Which bird is shown in the picture?
The great tit ('Parus major') is a passerine bird in the tit family 'Paridae'. It is a widespread and common species throughout Europe, the Middle East, Central Asia and east across the Palearctic to the Amur River, south to parts of North Africa where it is generally resident in any sort of woodland; most great tits do not migrate except in extremely harsh winters. Until 2005 this species was lumped with numerous other subspecies. DNA studies have shown these other subspecies to be distinct from the great tit and these have now been separated as two distinct species, the cinereous tit of southern Asia, and the Japanese tit of East Asia. The great tit remains the most widespread species in the genus 'Parus'.
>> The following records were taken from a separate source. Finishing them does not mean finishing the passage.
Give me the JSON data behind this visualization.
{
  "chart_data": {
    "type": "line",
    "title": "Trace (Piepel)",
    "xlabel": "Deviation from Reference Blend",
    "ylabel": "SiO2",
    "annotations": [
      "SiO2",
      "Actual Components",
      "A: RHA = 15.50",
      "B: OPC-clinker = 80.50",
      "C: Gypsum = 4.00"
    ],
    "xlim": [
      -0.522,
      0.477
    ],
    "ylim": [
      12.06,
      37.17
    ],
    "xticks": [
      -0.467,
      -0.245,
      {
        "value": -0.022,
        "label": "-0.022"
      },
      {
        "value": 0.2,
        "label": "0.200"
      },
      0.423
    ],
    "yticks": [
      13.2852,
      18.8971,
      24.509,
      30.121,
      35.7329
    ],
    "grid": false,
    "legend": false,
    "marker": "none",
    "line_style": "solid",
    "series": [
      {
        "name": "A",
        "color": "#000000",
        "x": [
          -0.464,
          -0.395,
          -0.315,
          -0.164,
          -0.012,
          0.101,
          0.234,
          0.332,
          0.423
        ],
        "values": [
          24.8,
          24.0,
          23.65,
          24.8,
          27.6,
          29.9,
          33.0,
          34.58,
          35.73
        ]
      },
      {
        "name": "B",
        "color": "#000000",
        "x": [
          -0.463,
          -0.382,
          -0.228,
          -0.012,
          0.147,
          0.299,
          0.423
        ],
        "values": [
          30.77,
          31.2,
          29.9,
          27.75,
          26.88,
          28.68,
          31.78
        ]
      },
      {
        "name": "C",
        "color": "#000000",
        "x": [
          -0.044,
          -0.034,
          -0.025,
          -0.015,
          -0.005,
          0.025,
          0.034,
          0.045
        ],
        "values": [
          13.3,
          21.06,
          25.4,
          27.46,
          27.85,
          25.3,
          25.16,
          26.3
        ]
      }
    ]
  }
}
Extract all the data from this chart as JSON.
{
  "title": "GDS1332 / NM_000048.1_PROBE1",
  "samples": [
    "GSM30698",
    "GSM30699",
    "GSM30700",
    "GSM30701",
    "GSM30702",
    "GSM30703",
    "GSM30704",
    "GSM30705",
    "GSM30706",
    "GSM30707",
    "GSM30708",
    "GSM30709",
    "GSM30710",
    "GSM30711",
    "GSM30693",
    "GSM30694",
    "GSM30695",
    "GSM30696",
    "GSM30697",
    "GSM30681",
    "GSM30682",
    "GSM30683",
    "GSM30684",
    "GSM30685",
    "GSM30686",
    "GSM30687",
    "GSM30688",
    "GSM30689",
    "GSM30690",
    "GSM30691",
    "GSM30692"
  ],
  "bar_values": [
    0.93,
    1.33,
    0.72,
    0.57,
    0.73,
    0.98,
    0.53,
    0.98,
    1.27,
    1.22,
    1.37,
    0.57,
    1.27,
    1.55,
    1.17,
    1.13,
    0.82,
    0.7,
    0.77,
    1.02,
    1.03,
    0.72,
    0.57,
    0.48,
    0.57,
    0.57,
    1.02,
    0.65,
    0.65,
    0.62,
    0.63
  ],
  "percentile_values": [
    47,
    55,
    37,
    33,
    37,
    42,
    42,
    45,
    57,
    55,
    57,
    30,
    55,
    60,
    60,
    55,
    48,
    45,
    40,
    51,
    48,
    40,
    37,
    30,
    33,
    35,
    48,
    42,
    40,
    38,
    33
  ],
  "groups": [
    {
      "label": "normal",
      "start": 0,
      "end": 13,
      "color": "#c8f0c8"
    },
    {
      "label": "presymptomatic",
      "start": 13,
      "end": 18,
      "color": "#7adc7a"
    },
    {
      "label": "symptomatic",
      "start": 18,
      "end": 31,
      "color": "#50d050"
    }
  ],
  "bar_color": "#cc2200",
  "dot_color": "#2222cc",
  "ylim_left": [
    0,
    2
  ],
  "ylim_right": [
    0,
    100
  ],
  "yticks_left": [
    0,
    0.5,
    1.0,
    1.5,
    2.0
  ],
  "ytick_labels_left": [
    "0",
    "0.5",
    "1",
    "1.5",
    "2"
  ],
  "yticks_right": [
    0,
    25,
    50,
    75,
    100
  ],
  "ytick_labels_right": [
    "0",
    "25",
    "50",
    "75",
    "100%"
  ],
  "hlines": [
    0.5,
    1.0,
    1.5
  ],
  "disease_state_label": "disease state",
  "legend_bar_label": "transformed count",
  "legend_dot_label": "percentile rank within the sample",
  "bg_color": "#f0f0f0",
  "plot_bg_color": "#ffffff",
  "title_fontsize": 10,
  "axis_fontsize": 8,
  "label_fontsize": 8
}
The great tit is large for a tit at 12.5 to 14.0 cm (4.9–5.5 in) in length, and has a distinctive appearance that makes it easy to recognise. The nominate race has a bluish-black crown, black neck, throat, bib and head, and white cheeks and ear coverts. The breast is bright lemon-yellow and there is a broad black mid-line stripe running from the bib to vent. The wing-coverts are green, and the rest of the wing is bluish-grey with a white wing-bar. The tail is bluish grey with white outer tips. The plumage of the female is similar to that of the male except that the colours are overall duller. Young birds are like the female, except that they have dull olive-brown napes and necks, greyish rumps, and greyer tails, with less defined white tips.